In reality, the expansion of Nato was meant almost exclusively to serve the business objectives of American weapons manufacturers. To this end, the armed confrontation in Ukraine is exactly the type of conflict promoted by NATO in Russia’s neighbourhood. One which, if carefully managed, could prevent an all-out war between Nato and Russia whilst exponentially boosting the sales of American arms manufacturers to Ukraine and its immediate neighbours (Poland and Romania), as well as to Finland and Sweden.
The fact that over the past thirty years NATO has become a huge menace to world peace and a potential trigger of all-out nuclear war has, however, had a sobering effect on more and more members of the US political elite. Thus from strong supporters of expansion, many Republican members of Congress are nowadays fiercely opposed to allocating further financial assistance to Ukraine, even if -as Senator Lindsay Graham claimed- most of the billions invested in the Ukraine war come back into the pockets of American arms manufacturers and translate into job opportunities in the US.
During the war in Vietnam, renowned American economist John Kenneth Galbraith made the astute observation that since the beginning of the 20th century, in most wars in which the US took part or initiated, the country’s participation was decided on by Democratic administrations (W.Wilson, FDR, LBJ) and usually ended by Republican ones.
Unfortunately since the beginning of this century, the roles have been reversed. It’s Republican administrations now that start wars, think Bush Sr and Bush Jnr. in the Middle East and Central Asia. Obama, a Democrat president, withdrew American troops from Iraq, tried to reduce the military budget by 10 percent and refused to give heavy weapons to Ukraine. Joe Biden withdrew US troops from Afghanistan in 2021 and only reluctantly agreed to send weapons to Kiev. In doing so, they have acted in the US’s national interest.

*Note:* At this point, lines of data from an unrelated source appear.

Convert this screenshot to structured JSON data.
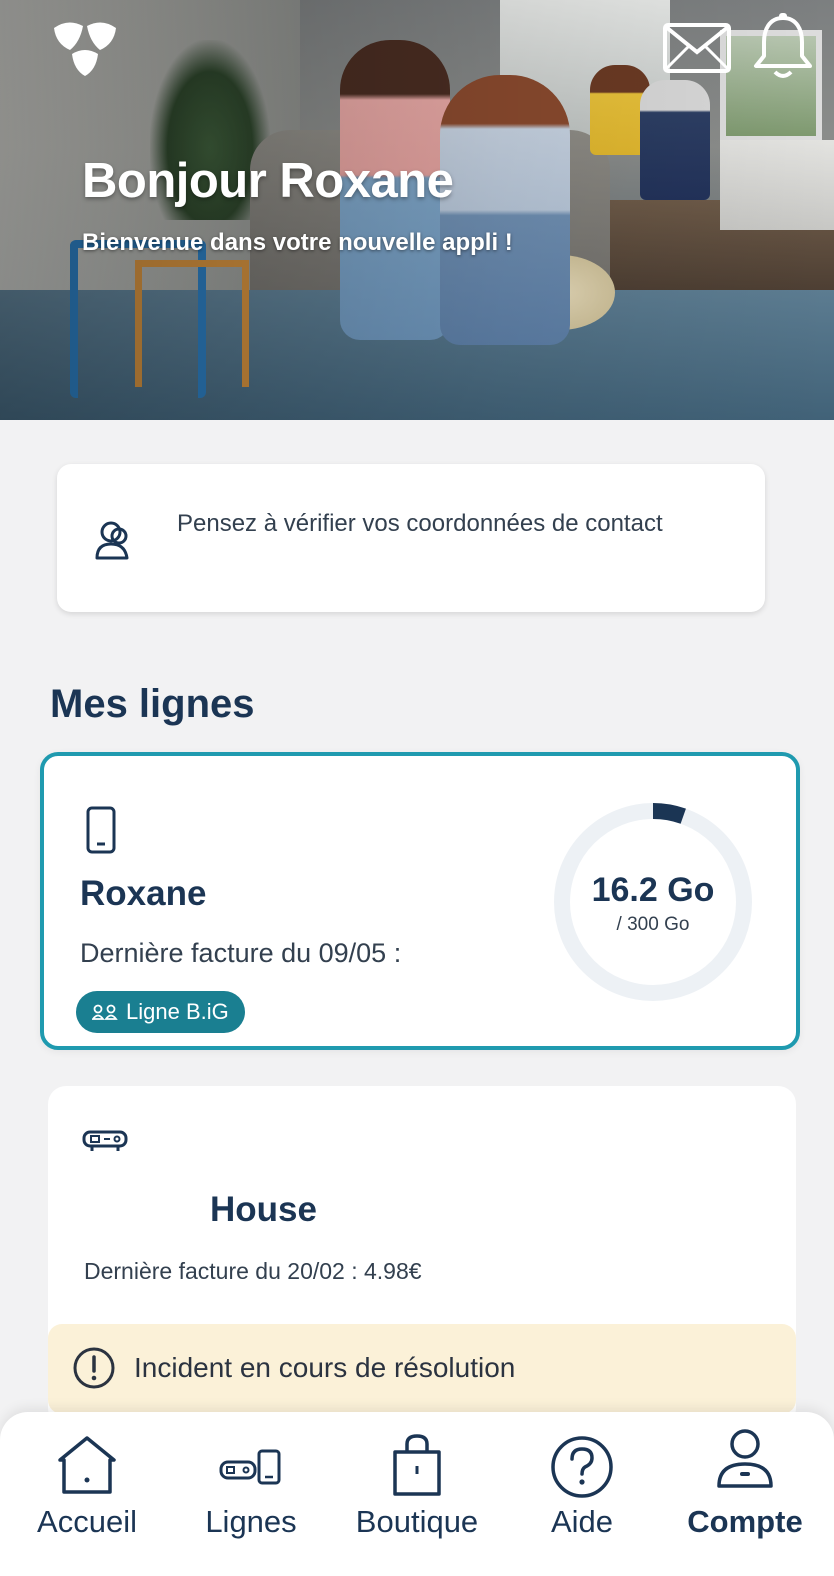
{
  "hero": {
    "title": "Bonjour Roxane",
    "subtitle": "Bienvenue dans votre nouvelle appli !",
    "icons": [
      "mail-icon",
      "bell-icon",
      "brand-logo"
    ]
  },
  "notice": {
    "icon": "contact-icon",
    "text": "Pensez à vérifier vos coordonnées de contact"
  },
  "lines": {
    "title": "Mes lignes",
    "roxane": {
      "icon": "phone-icon",
      "name": "Roxane",
      "invoice": "Dernière facture du 09/05 :",
      "badge": "Ligne B.iG",
      "usage_value": "16.2 Go",
      "usage_total": "/ 300 Go",
      "usage_fraction": 0.054
    },
    "house": {
      "icon": "box-icon",
      "name": "House",
      "invoice": "Dernière facture du 20/02 : 4.98€",
      "alert": "Incident en cours de résolution"
    }
  },
  "tabbar": {
    "items": [
      {
        "label": "Accueil",
        "icon": "home-icon"
      },
      {
        "label": "Lignes",
        "icon": "lines-icon"
      },
      {
        "label": "Boutique",
        "icon": "shopping-bag-icon"
      },
      {
        "label": "Aide",
        "icon": "help-icon"
      },
      {
        "label": "Compte",
        "icon": "account-icon",
        "active": true
      }
    ]
  },
  "colors": {
    "accent": "#1f9aaf",
    "badge": "#1a7f91",
    "text_dark": "#1b3554",
    "alert_bg": "#fbf1d8",
    "gauge_track": "#edf1f5",
    "gauge_fill": "#1b3554"
  }
}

It should also be stated in no uncertain terms that about seventy percent of the responsibility for keeping NATO going after 1989 and for expanding it belongs to the Republican Party, with only a minor and initially reluctant contribution to this process from the part of the Democratic Party.

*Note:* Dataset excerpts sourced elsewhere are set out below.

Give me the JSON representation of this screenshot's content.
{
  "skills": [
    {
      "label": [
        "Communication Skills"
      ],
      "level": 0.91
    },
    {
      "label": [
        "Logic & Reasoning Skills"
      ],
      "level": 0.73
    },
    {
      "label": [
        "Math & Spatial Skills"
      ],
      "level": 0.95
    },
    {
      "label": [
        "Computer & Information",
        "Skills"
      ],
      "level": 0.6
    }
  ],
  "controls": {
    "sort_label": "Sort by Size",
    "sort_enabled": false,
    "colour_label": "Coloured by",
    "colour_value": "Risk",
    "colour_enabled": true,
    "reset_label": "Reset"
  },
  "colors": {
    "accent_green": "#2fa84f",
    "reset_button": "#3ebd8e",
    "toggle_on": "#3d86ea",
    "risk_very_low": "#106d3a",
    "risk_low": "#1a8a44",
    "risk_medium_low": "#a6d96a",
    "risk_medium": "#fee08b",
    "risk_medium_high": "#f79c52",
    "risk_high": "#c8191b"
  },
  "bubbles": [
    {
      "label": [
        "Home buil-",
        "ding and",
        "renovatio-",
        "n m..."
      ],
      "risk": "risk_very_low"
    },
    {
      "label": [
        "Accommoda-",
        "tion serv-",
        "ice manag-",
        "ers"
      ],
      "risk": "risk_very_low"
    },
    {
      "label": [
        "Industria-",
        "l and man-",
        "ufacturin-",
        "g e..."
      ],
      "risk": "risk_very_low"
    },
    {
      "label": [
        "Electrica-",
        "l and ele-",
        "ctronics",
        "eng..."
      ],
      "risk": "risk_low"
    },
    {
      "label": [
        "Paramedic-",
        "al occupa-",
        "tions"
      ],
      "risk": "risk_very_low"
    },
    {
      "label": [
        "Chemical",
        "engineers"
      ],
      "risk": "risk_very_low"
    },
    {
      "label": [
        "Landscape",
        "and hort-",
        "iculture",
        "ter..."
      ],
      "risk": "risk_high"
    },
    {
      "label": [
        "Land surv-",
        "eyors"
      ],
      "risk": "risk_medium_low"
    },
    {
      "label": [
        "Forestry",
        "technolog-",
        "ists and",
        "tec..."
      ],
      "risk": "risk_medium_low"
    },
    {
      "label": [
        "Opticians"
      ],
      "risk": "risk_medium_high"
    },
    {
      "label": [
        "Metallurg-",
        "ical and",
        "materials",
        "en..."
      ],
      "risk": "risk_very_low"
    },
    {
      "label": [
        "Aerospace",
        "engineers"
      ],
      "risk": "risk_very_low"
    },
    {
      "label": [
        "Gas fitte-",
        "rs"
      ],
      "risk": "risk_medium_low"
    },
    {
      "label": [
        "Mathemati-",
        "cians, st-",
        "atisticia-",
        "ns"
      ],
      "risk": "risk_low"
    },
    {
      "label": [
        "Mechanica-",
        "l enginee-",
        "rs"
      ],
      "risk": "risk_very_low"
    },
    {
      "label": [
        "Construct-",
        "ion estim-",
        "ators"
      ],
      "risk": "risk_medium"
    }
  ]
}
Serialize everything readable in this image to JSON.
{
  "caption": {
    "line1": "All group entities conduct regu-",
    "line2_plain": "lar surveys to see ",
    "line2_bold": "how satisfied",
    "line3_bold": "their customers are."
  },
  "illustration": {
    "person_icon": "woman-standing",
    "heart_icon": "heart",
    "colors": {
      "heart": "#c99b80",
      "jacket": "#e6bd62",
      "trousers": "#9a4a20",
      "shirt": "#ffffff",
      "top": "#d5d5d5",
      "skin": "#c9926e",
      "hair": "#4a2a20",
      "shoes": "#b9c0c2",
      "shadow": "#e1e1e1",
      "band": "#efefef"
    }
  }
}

This is why we cannot reasonably expect Donald Trump, in case he wins the presidency again this year, to make good of his promise to dismantle NATO or to withdraw the US from it, leaving the Europeans to provide for their security themselves. Indeed, his stated objective of making peace with Russia would be meaningless unless the administration dismantles the organisation that triggered the war in the first place.